ICMP Redirect Attack. An attacker sends forged ICMP Redirect messages to a victim, telling it to route traffic through the attacker's machine. Most modern operating systems ignore ICMP Redirects by default, but some embedded devices and older systems still honor them.
ICMP Tunneling. Arbitrary data can be hidden inside the payload field of Echo Request/Reply messages. Since ICMP is often allowed through firewalls, this creates a covert channel. Tools like icmptunnel and ptunnel implement this technique.
The ICMP Blocking Debate
Many firewall administrators block all ICMP traffic to reduce the attack surface. This prevents ping scans and the attacks described above, but it also breaks important network functions:
Path MTU Discovery (PMTUD) relies on ICMP Type 3, Code 4 (Fragmentation Needed).

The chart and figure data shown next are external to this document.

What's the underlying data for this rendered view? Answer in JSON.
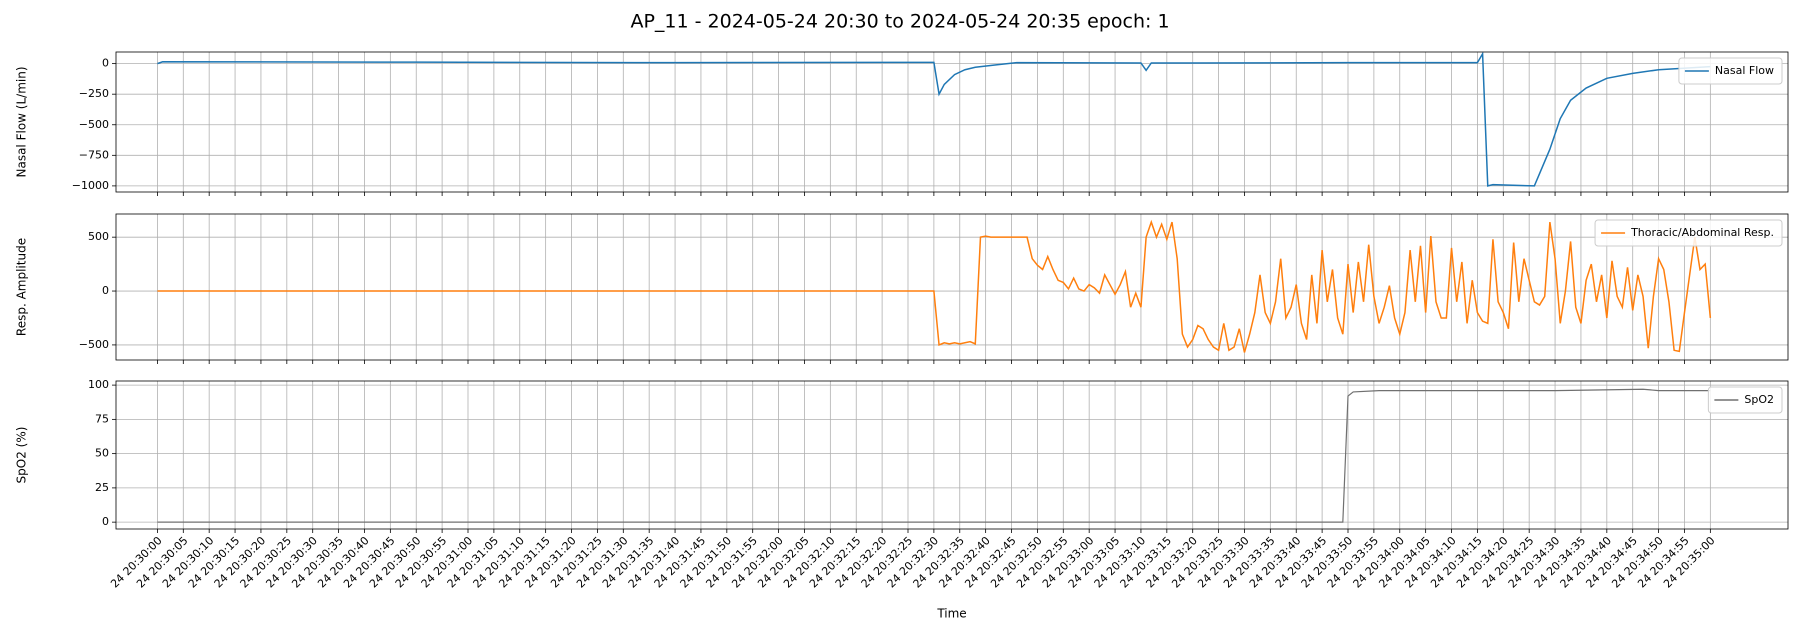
{
  "title": "AP_11 - 2024-05-24 20:30 to 2024-05-24 20:35 epoch: 1",
  "xlabel": "Time",
  "xlim": [
    "24 20:29:52",
    "24 20:35:15"
  ],
  "xticks": [
    "24 20:30:00",
    "24 20:30:05",
    "24 20:30:10",
    "24 20:30:15",
    "24 20:30:20",
    "24 20:30:25",
    "24 20:30:30",
    "24 20:30:35",
    "24 20:30:40",
    "24 20:30:45",
    "24 20:30:50",
    "24 20:30:55",
    "24 20:31:00",
    "24 20:31:05",
    "24 20:31:10",
    "24 20:31:15",
    "24 20:31:20",
    "24 20:31:25",
    "24 20:31:30",
    "24 20:31:35",
    "24 20:31:40",
    "24 20:31:45",
    "24 20:31:50",
    "24 20:31:55",
    "24 20:32:00",
    "24 20:32:05",
    "24 20:32:10",
    "24 20:32:15",
    "24 20:32:20",
    "24 20:32:25",
    "24 20:32:30",
    "24 20:32:35",
    "24 20:32:40",
    "24 20:32:45",
    "24 20:32:50",
    "24 20:32:55",
    "24 20:33:00",
    "24 20:33:05",
    "24 20:33:10",
    "24 20:33:15",
    "24 20:33:20",
    "24 20:33:25",
    "24 20:33:30",
    "24 20:33:35",
    "24 20:33:40",
    "24 20:33:45",
    "24 20:33:50",
    "24 20:33:55",
    "24 20:34:00",
    "24 20:34:05",
    "24 20:34:10",
    "24 20:34:15",
    "24 20:34:20",
    "24 20:34:25",
    "24 20:34:30",
    "24 20:34:35",
    "24 20:34:40",
    "24 20:34:45",
    "24 20:34:50",
    "24 20:34:55",
    "24 20:35:00"
  ],
  "chart_data": [
    {
      "type": "line",
      "ylabel": "Nasal Flow (L/min)",
      "ylim": [
        -1050,
        95
      ],
      "yticks": [
        0,
        {
          "value": -250,
          "label": "−250"
        },
        {
          "value": -500,
          "label": "−500"
        },
        {
          "value": -750,
          "label": "−750"
        },
        {
          "value": -1000,
          "label": "−1000"
        }
      ],
      "grid": true,
      "legend": "upper right",
      "x": [
        "24 20:30:00",
        "24 20:30:01",
        "24 20:30:50",
        "24 20:31:40",
        "24 20:32:30",
        "24 20:32:31",
        "24 20:32:32",
        "24 20:32:34",
        "24 20:32:36",
        "24 20:32:38",
        "24 20:32:42",
        "24 20:32:46",
        "24 20:33:10",
        "24 20:33:11",
        "24 20:33:12",
        "24 20:33:20",
        "24 20:33:50",
        "24 20:34:15",
        "24 20:34:16",
        "24 20:34:17",
        "24 20:34:18",
        "24 20:34:26",
        "24 20:34:27",
        "24 20:34:29",
        "24 20:34:31",
        "24 20:34:33",
        "24 20:34:36",
        "24 20:34:40",
        "24 20:34:45",
        "24 20:34:50",
        "24 20:34:54",
        "24 20:35:00"
      ],
      "series": [
        {
          "name": "Nasal Flow",
          "color": "#1f77b4",
          "values": [
            0,
            15,
            12,
            8,
            10,
            -250,
            -170,
            -90,
            -50,
            -30,
            -10,
            8,
            5,
            -55,
            5,
            5,
            8,
            8,
            80,
            -1000,
            -990,
            -1000,
            -900,
            -700,
            -450,
            -300,
            -200,
            -120,
            -80,
            -50,
            -40,
            -25
          ]
        }
      ]
    },
    {
      "type": "line",
      "ylabel": "Resp. Amplitude",
      "ylim": [
        -640,
        715
      ],
      "yticks": [
        {
          "value": -500,
          "label": "−500"
        },
        0,
        500
      ],
      "grid": true,
      "legend": "upper right",
      "x": [
        "24 20:30:00",
        "24 20:32:30",
        "24 20:32:31",
        "24 20:32:32",
        "24 20:32:33",
        "24 20:32:34",
        "24 20:32:35",
        "24 20:32:36",
        "24 20:32:37",
        "24 20:32:38",
        "24 20:32:39",
        "24 20:32:40",
        "24 20:32:41",
        "24 20:32:42",
        "24 20:32:43",
        "24 20:32:44",
        "24 20:32:45",
        "24 20:32:46",
        "24 20:32:47",
        "24 20:32:48",
        "24 20:32:49",
        "24 20:32:50",
        "24 20:32:51",
        "24 20:32:52",
        "24 20:32:53",
        "24 20:32:54",
        "24 20:32:55",
        "24 20:32:56",
        "24 20:32:57",
        "24 20:32:58",
        "24 20:32:59",
        "24 20:33:00",
        "24 20:33:01",
        "24 20:33:02",
        "24 20:33:03",
        "24 20:33:04",
        "24 20:33:05",
        "24 20:33:06",
        "24 20:33:07",
        "24 20:33:08",
        "24 20:33:09",
        "24 20:33:10",
        "24 20:33:11",
        "24 20:33:12",
        "24 20:33:13",
        "24 20:33:14",
        "24 20:33:15",
        "24 20:33:16",
        "24 20:33:17",
        "24 20:33:18",
        "24 20:33:19",
        "24 20:33:20",
        "24 20:33:21",
        "24 20:33:22",
        "24 20:33:23",
        "24 20:33:24",
        "24 20:33:25",
        "24 20:33:26",
        "24 20:33:27",
        "24 20:33:28",
        "24 20:33:29",
        "24 20:33:30",
        "24 20:33:31",
        "24 20:33:32",
        "24 20:33:33",
        "24 20:33:34",
        "24 20:33:35",
        "24 20:33:36",
        "24 20:33:37",
        "24 20:33:38",
        "24 20:33:39",
        "24 20:33:40",
        "24 20:33:41",
        "24 20:33:42",
        "24 20:33:43",
        "24 20:33:44",
        "24 20:33:45",
        "24 20:33:46",
        "24 20:33:47",
        "24 20:33:48",
        "24 20:33:49",
        "24 20:33:50",
        "24 20:33:51",
        "24 20:33:52",
        "24 20:33:53",
        "24 20:33:54",
        "24 20:33:55",
        "24 20:33:56",
        "24 20:33:57",
        "24 20:33:58",
        "24 20:33:59",
        "24 20:34:00",
        "24 20:34:01",
        "24 20:34:02",
        "24 20:34:03",
        "24 20:34:04",
        "24 20:34:05",
        "24 20:34:06",
        "24 20:34:07",
        "24 20:34:08",
        "24 20:34:09",
        "24 20:34:10",
        "24 20:34:11",
        "24 20:34:12",
        "24 20:34:13",
        "24 20:34:14",
        "24 20:34:15",
        "24 20:34:16",
        "24 20:34:17",
        "24 20:34:18",
        "24 20:34:19",
        "24 20:34:20",
        "24 20:34:21",
        "24 20:34:22",
        "24 20:34:23",
        "24 20:34:24",
        "24 20:34:25",
        "24 20:34:26",
        "24 20:34:27",
        "24 20:34:28",
        "24 20:34:29",
        "24 20:34:30",
        "24 20:34:31",
        "24 20:34:32",
        "24 20:34:33",
        "24 20:34:34",
        "24 20:34:35",
        "24 20:34:36",
        "24 20:34:37",
        "24 20:34:38",
        "24 20:34:39",
        "24 20:34:40",
        "24 20:34:41",
        "24 20:34:42",
        "24 20:34:43",
        "24 20:34:44",
        "24 20:34:45",
        "24 20:34:46",
        "24 20:34:47",
        "24 20:34:48",
        "24 20:34:49",
        "24 20:34:50",
        "24 20:34:51",
        "24 20:34:52",
        "24 20:34:53",
        "24 20:34:54",
        "24 20:34:55",
        "24 20:34:56",
        "24 20:34:57",
        "24 20:34:58",
        "24 20:34:59",
        "24 20:35:00"
      ],
      "series": [
        {
          "name": "Thoracic/Abdominal Resp.",
          "color": "#ff7f0e",
          "values": [
            0,
            0,
            -500,
            -480,
            -490,
            -480,
            -490,
            -480,
            -470,
            -490,
            500,
            510,
            500,
            500,
            500,
            500,
            500,
            500,
            500,
            500,
            300,
            240,
            200,
            320,
            200,
            100,
            80,
            20,
            120,
            20,
            0,
            60,
            30,
            -20,
            150,
            60,
            -30,
            60,
            180,
            -150,
            -20,
            -150,
            500,
            640,
            500,
            620,
            480,
            640,
            300,
            -400,
            -520,
            -450,
            -320,
            -350,
            -450,
            -520,
            -550,
            -300,
            -550,
            -520,
            -350,
            -570,
            -400,
            -200,
            150,
            -200,
            -300,
            -100,
            300,
            -250,
            -150,
            60,
            -300,
            -450,
            150,
            -300,
            380,
            -100,
            200,
            -250,
            -400,
            250,
            -200,
            270,
            -100,
            430,
            -50,
            -300,
            -150,
            50,
            -250,
            -400,
            -200,
            380,
            -100,
            420,
            -200,
            510,
            -100,
            -250,
            -250,
            400,
            -100,
            270,
            -300,
            100,
            -200,
            -280,
            -300,
            480,
            -100,
            -200,
            -350,
            450,
            -100,
            300,
            100,
            -100,
            -130,
            -50,
            640,
            300,
            -300,
            0,
            460,
            -150,
            -300,
            100,
            250,
            -100,
            150,
            -250,
            280,
            -50,
            -150,
            220,
            -180,
            150,
            -50,
            -530,
            -50,
            300,
            200,
            -100,
            -550,
            -560,
            -200,
            150,
            500,
            200,
            250,
            -250
          ]
        }
      ]
    },
    {
      "type": "line",
      "ylabel": "SpO2 (%)",
      "ylim": [
        -5,
        103
      ],
      "yticks": [
        0,
        25,
        50,
        75,
        100
      ],
      "grid": true,
      "legend": "upper right",
      "x": [
        "24 20:30:00",
        "24 20:33:49",
        "24 20:33:50",
        "24 20:33:51",
        "24 20:33:56",
        "24 20:34:30",
        "24 20:34:47",
        "24 20:34:50",
        "24 20:35:00"
      ],
      "series": [
        {
          "name": "SpO2",
          "color": "#707070",
          "values": [
            0,
            0,
            92,
            95,
            96,
            96,
            97,
            96,
            96
          ]
        }
      ]
    }
  ]
}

When a router encounters a packet too large for the next link and the Don't Fragment flag is set, it sends this ICMP message to tell the sender to reduce its packet size. Blocking it causes "black holes" - connections that hang after the initial handshake because large data packets silently disappear.
Troubleshooting becomes significantly harder without ping and traceroute. Network engineers rely on these tools daily to diagnose connectivity issues, measure latency, and identify failing links.
The recommended approach is ICMP rate limiting rather than blanket blocking. Allow essential ICMP types (Echo Request/Reply, Destination Unreachable, Time Exceeded) at a limited rate, and block unnecessary types (Redirect, Timestamp). This preserves diagnostic functionality while reducing abuse potential.
Practical Use
Ping is often the first tool you reach for when diagnosing network problems. No response? Check if the host is up, check if ICMP is blocked, check the route. High latency? The path might be congested or taking a suboptimal route. Intermittent packet loss? A link somewhere is failing.
The BLEShark Nano can observe ICMP traffic on the local network, giving you visibility into which devices are pinging which targets and how the network topology responds. Combined with ARP data and DNS queries, ICMP traffic paints a picture of network health and behavior that is difficult to get any other way.
ICMP is small, simple, and often overlooked. But it is the protocol that tells you when something is wrong with the network - and sometimes, the protocol an attacker uses to probe your defenses.